Goodbye, Etta.
Llega un momento en la vida en que uno mira su colección de libros y discos y cambia la percepción que tenía de ella. Hasta ese momento, ese montón de plástico y papel (y vinilo, y algunos materiales más que desconozco) deja de ser un tesoro para convertirse en una herencia. Alguno podrá pensar que un concepto no está reñido con el otro, pero el matiz de la pertenencia provoca un cambio fundamental. Durante años, mimas toda esa música y esa literatura con el cariño de un anticuario, convencido de que su valor es incalculable, como miles de doblones de oro rescatados de un antiguo galeón español hundido en el Caribe. Es, si se me permite la exageración, una manera de estar en el mundo, el enlace entre el sueño y la realidad, la unión de lo inmaterial y lo concreto. La única cosa, en fin, que merece la pena ser poseída. Y es tuya.
Pero un día el destino decide que un nuevo habitante del planeta lleve tu apellido y es inevitable mirar hacia las estanterías con la nostalgia y el orgullo de un jubilado en su último día de trabajo, tratando de dejar todo ordenado para su sucesor, aún dueño del jardín de recuerdos que le rodean. Es entonces cuando toda esa maraña desordenada de música y textos, sin la que uno no entendería su propia existencia, pasa a convertirse en un legado, en la herencia palpable del aprendizaje sentimental, en lo único que vale la pena de aquello, que, en este caso, un padre puede ofrecerle a su hija. Así, esa colección es ya, maravillosamente suya. De ella.

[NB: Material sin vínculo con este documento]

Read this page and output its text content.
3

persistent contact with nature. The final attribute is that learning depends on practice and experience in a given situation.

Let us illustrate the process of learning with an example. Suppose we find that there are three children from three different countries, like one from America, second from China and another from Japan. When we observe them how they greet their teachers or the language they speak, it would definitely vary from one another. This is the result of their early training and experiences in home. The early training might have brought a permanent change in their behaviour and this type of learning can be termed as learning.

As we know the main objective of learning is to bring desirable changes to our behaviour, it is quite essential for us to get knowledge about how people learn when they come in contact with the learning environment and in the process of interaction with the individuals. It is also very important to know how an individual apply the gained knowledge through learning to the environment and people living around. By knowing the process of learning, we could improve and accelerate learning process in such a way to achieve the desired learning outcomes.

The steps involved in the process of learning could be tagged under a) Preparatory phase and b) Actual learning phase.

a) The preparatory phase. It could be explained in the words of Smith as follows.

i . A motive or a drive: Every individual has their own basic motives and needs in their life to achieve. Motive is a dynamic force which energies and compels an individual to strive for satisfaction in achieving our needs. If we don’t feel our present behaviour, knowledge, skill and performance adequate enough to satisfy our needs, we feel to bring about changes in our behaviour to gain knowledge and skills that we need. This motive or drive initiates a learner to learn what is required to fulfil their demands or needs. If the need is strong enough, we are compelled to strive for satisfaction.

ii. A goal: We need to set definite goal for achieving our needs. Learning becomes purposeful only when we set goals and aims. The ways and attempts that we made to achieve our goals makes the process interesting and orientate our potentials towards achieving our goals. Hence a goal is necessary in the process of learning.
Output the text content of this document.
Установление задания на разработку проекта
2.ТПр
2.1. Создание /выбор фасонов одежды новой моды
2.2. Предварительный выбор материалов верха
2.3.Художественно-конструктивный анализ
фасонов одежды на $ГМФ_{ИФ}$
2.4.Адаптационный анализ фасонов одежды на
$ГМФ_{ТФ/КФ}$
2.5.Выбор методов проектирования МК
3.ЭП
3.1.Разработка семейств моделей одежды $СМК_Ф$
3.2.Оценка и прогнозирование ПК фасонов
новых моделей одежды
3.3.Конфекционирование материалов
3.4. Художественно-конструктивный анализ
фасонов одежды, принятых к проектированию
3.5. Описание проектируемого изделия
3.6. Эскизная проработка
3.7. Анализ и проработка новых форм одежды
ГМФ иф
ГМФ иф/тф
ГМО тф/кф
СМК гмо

No hay nada más subjetivo que el valor. Cada uno lo atribuye según su propio entendimiento, sus gustos o su visión de la vida. Pero, a veces, la realidad nos demuestra que existen cosas necesarias, importantes; nos hace ver que no estábamos equivocados. Al menos no siempre, ni en todo. A los pocos días de nacer, tras las cuarentayocho horas reglamentarias en el hospital, mi hija conoció la que será su casa por tiempo indefinido. Y, tras haberse presentado en el mundo como una niña tranquila, de poco llanto, comenzó a llorar casi al tiempo que cruzábamos el umbral. Y lloró durante tres días y tres noches seguidas. Sabríamos más tarde que ese cambio de humor estaba relacionado con una “pequeña negligencia médica” (lo pongo entre comillas porque acepto nuestra parte de culpa de padres primerizos) que, una vez subsanada, dejó paso nuevamente a su verdadero carácter tranquilo. El caso es que en uno de esos momentos de lágrimas inconsolables, con el ánimo a punto de quebrarse y la indefinible fuerza del amor, su madre la estrechó en los brazos y puso un disco, diría que al azar, agarrándose a un pequeño hilo de esperanza. Un hilo que se convirtió, de manera mágica, en el cable por el que caminó, como un funambulista, desde alguna ventana abierta en nuestro interior hasta el balconcito del alma donde la pequeña irá guardando sus victorias, el enorme grado de importancia que la música tiene en nuestras vidas. O eso quisimos creer, al ver cómo, despacio, la niña se iba quedando en silencio mientras escuchaba la analgésica voz de Etta James cantando Anything to say you're mine. Como digo, a veces, uno encuentra cosas objetivamente valiosas.
Mis amigos se ríen de mí porque creo recordar algunos episodios que ocurrieron cuando, se supone, yo aún no podía almacenarlos en mi cerebro. Parece que es imposible que yo tenga la imagen de mis hermanos viendo en televisión a Mazinger Z, aunque pueda jurar que es así, pues nadie conserva recuerdos de una edad tan temprana, y la explicación más factible para esas luces de mi cabeza tiene que ver con la imaginación. Pero yo sé que no es así. En mi familia saben que tengo buena memoria, que siempre la he tenido. Quizá, visto que no todo el mundo puede hacerlo, me haya sido concedido un don que (y aquí llega a lo que iba), por designios de la genética, también mi hija posea, siendo así capaz de retener imágenes y sonidos desde sus primeros días de vida (mis recuerdos comienzan con un año, pero tal vez este superpoder mejore con la especie). De manera que si cuando crezca, es capaz de verse, años atrás, bailando sin querer todas las canciones de At last! quizá piense en sus padres un poquito y decida echarle un vistazo a toda esa música de viejos y ese montón de aburridos libros de letra pequeña. O lo lleve haciendo cada día de su vida y haya encontrado, al menos, una respuesta o mil preguntas. No me juzguéis: ya sé que si no lo hace encontrará su camino y será una mujer estupenda igualmente. Tan estupenda que sabrá que, aunque no nos gusten, hay cosas que forman parte, irremediablemente, de lo que somos.